Although the Society find the proposed design, in itself, quite acceptable in its mass and form; taken in context we think the new structure would be considerably out of scale with the surrounding buildings. Indeed 60 local residents expressed strong reservations that because what was proposed was substantially more massive than the majority of their homes, the social cohesion of the area would be put at risk. A condition further imperilled by increased parking problems and the loss of mature landscape.
Therefore having thought carefully about this conundrum, the Society thinks that so great appears to be the pressure in this area against what is now proposed, that the best course of action would be either outright refusal or the adoption of a much smaller rebuilding plan – for example just two semi-detached houses.
Consequently, under the circumstances, we think that because this proposal has not fully satisfied the townscape policies of the Bournemouth Local Plan, it should be deferred for further discussion.
Glen Fern Multi-storey Car Park; South Western House, Fir Vale Road Ref. No. 7-2021-1958-DO
Building of a mixed development – leisure, commercial, residential.
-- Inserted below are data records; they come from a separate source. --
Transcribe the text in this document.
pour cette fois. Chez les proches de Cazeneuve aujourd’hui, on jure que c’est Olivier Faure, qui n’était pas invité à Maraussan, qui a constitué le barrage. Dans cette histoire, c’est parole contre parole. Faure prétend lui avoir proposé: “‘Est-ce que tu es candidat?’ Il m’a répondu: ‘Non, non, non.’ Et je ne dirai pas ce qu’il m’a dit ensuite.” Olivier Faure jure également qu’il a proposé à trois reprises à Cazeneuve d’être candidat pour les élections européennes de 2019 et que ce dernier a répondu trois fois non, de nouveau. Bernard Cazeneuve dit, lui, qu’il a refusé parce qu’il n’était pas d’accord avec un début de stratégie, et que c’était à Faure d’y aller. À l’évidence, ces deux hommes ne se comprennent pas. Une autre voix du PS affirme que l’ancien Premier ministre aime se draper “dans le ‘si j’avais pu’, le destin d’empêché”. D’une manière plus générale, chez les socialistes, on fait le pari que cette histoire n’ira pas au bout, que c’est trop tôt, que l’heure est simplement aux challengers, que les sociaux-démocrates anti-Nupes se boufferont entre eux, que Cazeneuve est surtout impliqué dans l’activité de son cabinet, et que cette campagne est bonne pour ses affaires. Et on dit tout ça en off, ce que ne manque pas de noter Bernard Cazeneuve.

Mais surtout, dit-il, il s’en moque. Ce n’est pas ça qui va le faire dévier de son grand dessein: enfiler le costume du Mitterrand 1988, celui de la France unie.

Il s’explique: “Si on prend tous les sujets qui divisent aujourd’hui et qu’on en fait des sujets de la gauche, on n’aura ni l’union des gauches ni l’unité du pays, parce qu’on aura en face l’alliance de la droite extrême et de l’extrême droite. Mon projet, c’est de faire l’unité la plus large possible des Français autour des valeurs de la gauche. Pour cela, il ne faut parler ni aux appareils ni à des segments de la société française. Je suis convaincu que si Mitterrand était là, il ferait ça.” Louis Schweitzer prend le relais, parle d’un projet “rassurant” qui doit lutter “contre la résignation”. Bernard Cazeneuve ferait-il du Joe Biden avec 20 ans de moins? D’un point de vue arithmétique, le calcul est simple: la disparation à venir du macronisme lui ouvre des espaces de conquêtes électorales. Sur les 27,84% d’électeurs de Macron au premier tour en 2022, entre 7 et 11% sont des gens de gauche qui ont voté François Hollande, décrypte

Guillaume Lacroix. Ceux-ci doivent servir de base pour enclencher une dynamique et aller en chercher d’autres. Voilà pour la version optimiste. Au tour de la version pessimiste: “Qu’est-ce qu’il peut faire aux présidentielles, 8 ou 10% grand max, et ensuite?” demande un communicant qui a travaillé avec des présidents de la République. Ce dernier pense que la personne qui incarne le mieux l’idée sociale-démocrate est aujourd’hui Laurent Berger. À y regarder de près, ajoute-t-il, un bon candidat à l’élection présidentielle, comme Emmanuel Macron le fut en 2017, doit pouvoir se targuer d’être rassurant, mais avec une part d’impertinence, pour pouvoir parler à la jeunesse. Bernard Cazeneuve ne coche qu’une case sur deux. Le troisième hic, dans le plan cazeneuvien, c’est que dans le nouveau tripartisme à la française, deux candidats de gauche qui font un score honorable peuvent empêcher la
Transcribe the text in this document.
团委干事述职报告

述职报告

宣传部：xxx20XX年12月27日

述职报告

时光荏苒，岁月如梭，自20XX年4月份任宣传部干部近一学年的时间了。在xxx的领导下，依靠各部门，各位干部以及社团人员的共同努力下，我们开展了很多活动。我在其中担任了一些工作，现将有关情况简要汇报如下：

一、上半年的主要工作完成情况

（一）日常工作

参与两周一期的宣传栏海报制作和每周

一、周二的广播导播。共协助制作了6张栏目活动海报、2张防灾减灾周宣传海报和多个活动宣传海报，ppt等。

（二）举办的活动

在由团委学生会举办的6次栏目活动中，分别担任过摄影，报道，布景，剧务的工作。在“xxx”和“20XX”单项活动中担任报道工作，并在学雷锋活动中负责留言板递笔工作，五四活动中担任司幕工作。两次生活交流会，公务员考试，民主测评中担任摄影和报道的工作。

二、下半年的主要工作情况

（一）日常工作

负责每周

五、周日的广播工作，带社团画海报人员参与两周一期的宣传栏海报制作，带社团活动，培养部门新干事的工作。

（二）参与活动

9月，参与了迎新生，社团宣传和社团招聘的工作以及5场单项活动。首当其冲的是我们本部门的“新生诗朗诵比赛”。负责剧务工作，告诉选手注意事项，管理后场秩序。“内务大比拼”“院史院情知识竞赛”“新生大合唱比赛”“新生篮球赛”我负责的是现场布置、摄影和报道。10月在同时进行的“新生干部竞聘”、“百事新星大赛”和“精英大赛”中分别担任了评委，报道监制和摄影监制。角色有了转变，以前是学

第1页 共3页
A very provisional and incomplete plan has been received under which all the commercial, hospitality and car parking buildings that were put up between Glen Fern and Fir Vale Roads in the 1960’s would be demolished and new strictures in the form of a hotel, apartments and leisure and entertainment facilities built instead. There is as yet no clear idea as to how the new buildings would look. However in general terms it is likely that substantial structures would be constructed along Fir Vale Road and Glen Fern Road. At the junction of the latter two roads, they would be separated by a wide, first floor roof garden and linked together by more structures at the rear of the site parallel with the rear of the retail facilities at Horseshoe Common. At the far end of Glen Fern Road there would be a short wing, possibly connected to the hotel. An open meeting to observe the plans in detail will be held at the Russell Cotes Museum on 8th September from 2 p.m.